Silicon has the potential to significantly increase the energy density of batteries. Its capacity is an order of magnitude greater than that of graphite, which is currently used to create the anode structure. At the cell level, energy density could almost doubleproviding obvious benefits in the autonomy of electric vehicles.
However, silicon anodes also have some drawbacks. The problem that arises when silicon is used as the anode material is its high degradation, resulting in poor battery life. Specifically, repeated charging and discharging causes the silicon particles to expand and break apart, forming a thick solid interface (SEI) between the electrolyte and the anode. This SEI limits the movement of lithium ions between the electrodes, which in turn limits the battery’s performance and ability to charge and discharge over time.
The volume changes that the anode undergoes during the charge and discharge cycles lead to the consumption of the electrolyte and lithium and cause mechanical stresses that ultimately result in the loss of electrical and ionic conductivity. Incorporating porosity, electrolytic additives and conductive networks and binders are just some of the solutions that are being developed.
The Researchers at the Japan Advanced Institute of Science and Technology (JAIST)) have shown that adding a specific polymer compound binder to the silicon anode of a lithium-ion battery can significantly improve its structural stability.

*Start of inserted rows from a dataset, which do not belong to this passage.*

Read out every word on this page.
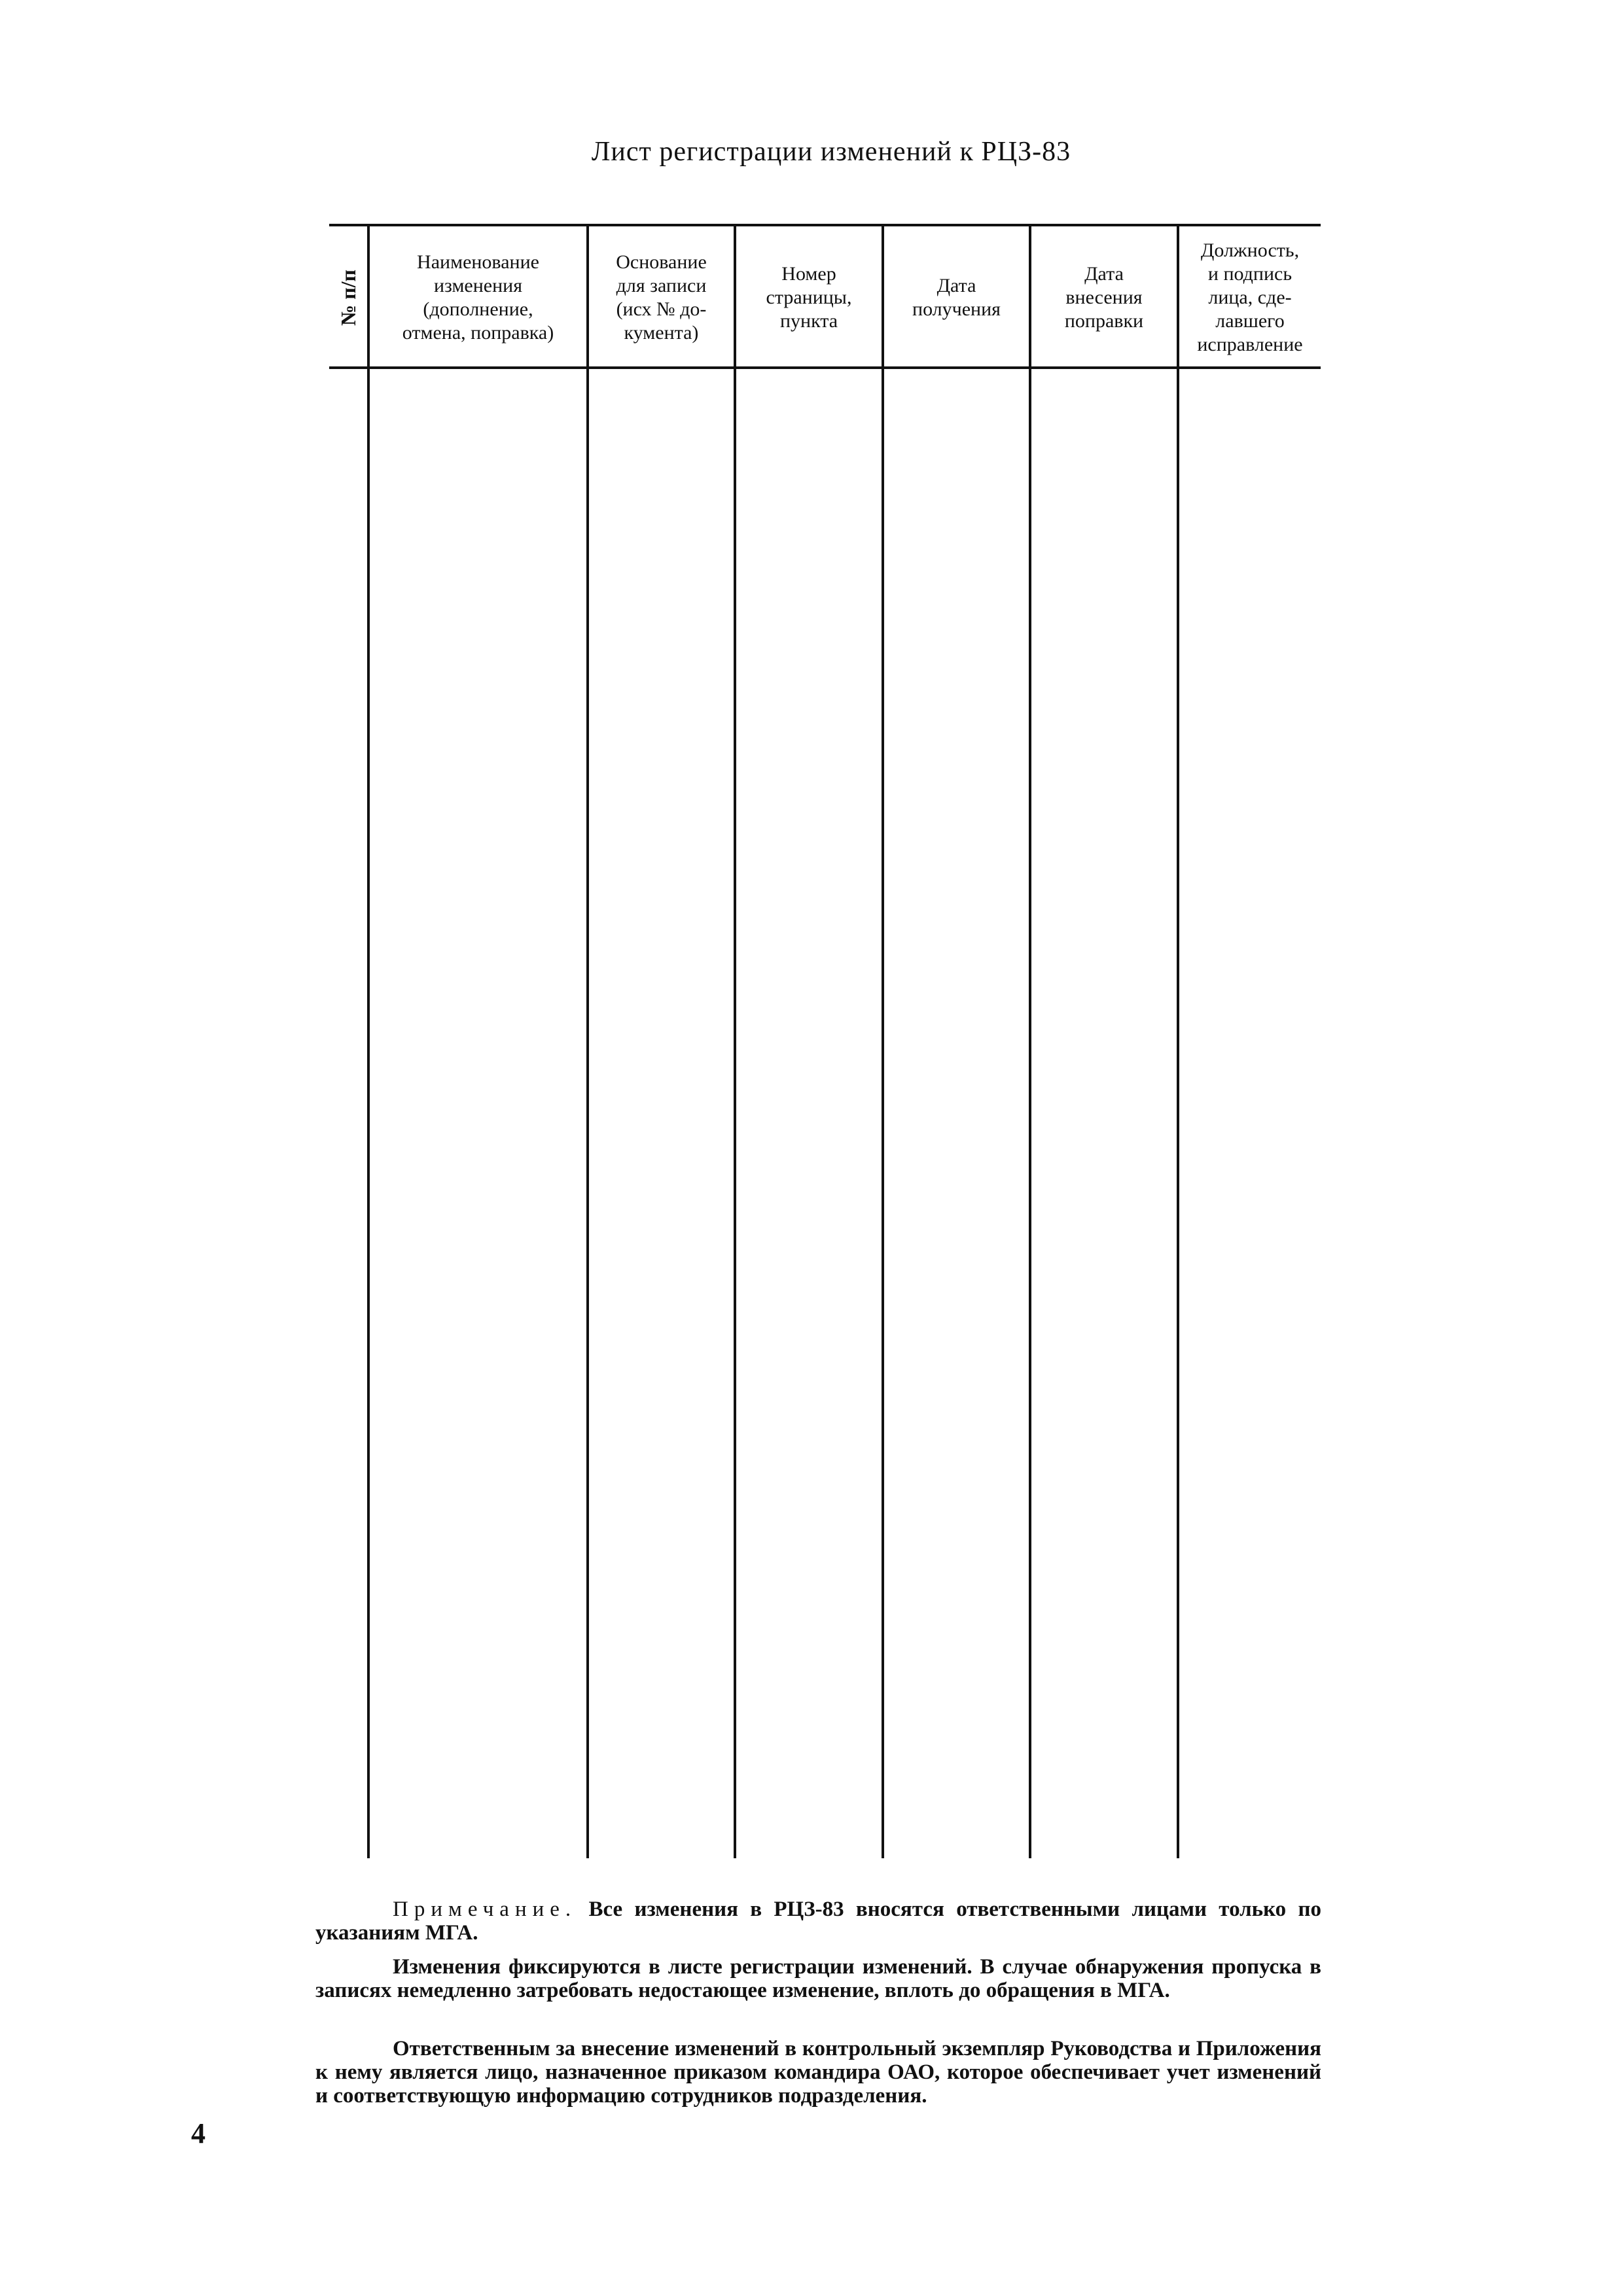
Лист регистрации изменений к РЦЗ-83
№ п/п
Наименование
изменения
(дополнение,
отмена, поправка)
Основание
для записи
(исх № до-
кумента)
Номер
страницы,
пункта
Дата
получения
Дата
внесения
поправки
Должность,
и подпись
лица, сде-
лавшего
исправление
Примечание. Все изменения в РЦЗ-83 вносятся ответственными лицами только по указаниям МГА.
Изменения фиксируются в листе регистрации изменений. В случае обнаружения пропуска в записях немедленно затребовать недостающее изменение, вплоть до обращения в МГА.
Ответственным за внесение изменений в контрольный экземпляр Руководства и Приложения к нему является лицо, назначенное приказом командира ОАО, которое обеспечивает учет изменений и соответствующую информацию сотрудников подразделения.
4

This makes devices made with an anode of this material last longer and, therefore, are viable to meet the energy needs of electric vehicles.
To improve the performance of silicon anodes, the JAIST team, led by Professor Noriyoshi Matsumi, developed a technique to improve the stability of silicon particles on an anode using a polymer composite binder. The result is the creation of a thin layer of SEI, which prevents the anode and electrolyte from spontaneously reacting with each other, but does not inhibit the flow of lithium ions.
Technically, the researchers used poly(bisiminoacenaphthenequinone) (P-BIAN) and a carboxylate-containing poly(acrylic acid) (PAA) polymer in the compound binder, linked together by hydrogen bonds. The design, comprising n-type conducting polymers (CPs) and proton donor polymers with hydrogen-bonded networks, represents “a promising future in high-capacity electrode materials,” Matsumi said in the news release.
In fact, the composite polymer structure holds silicon particles together and prevents them from breaking apart, while hydrogen bonds allow the structure to repair itself. This means that the polymers can rejoin if they break or degrade. The binder also improved the conductivity of the anode or by limiting the breakdown of the electrolyte.
To test the binder, the team fabricated an anodic half-cell composed of silicon nanoparticles with graphite (Si/C), the binder (P-BIAN/PAA), and a conductive acetylene black (AB) additive. They then subjected the anode to several repeated cycles of charging and discharging.
During this process, the binder stabilized the silicon anode and maintained a specific discharge capacity of 2,100 mAh/g for more than 600 cycles. This is how the researchers explain it in the article published in the journal ACS Applied Energy Materials. For comparison, the capacity of the bare carbon-silicon anode, without binder, dropped to 600 mAh/g in just 90 cycles.
After testing the anode, the team proceeded to take it apart and examine it to check its status. To do this, they used a spectroscopic and a microscopic, in search of cracks that could have been created due to the rupture of the silicon, an effect that is usually very common in this type of anode. After 400 charge and discharge cycles, the anode structure remained practically intact, showing only a few microcracks. This shows that the binder succeeded in improving the structural integrity of the electrode.
In general, these results can be defined as promising and offer a possible scenario for the future use of silicon anodes in lithium-ion batteries. With them, the use of lithium batteries in electric vehicles and even in other types of devices that need high-performance batteries would be optimized.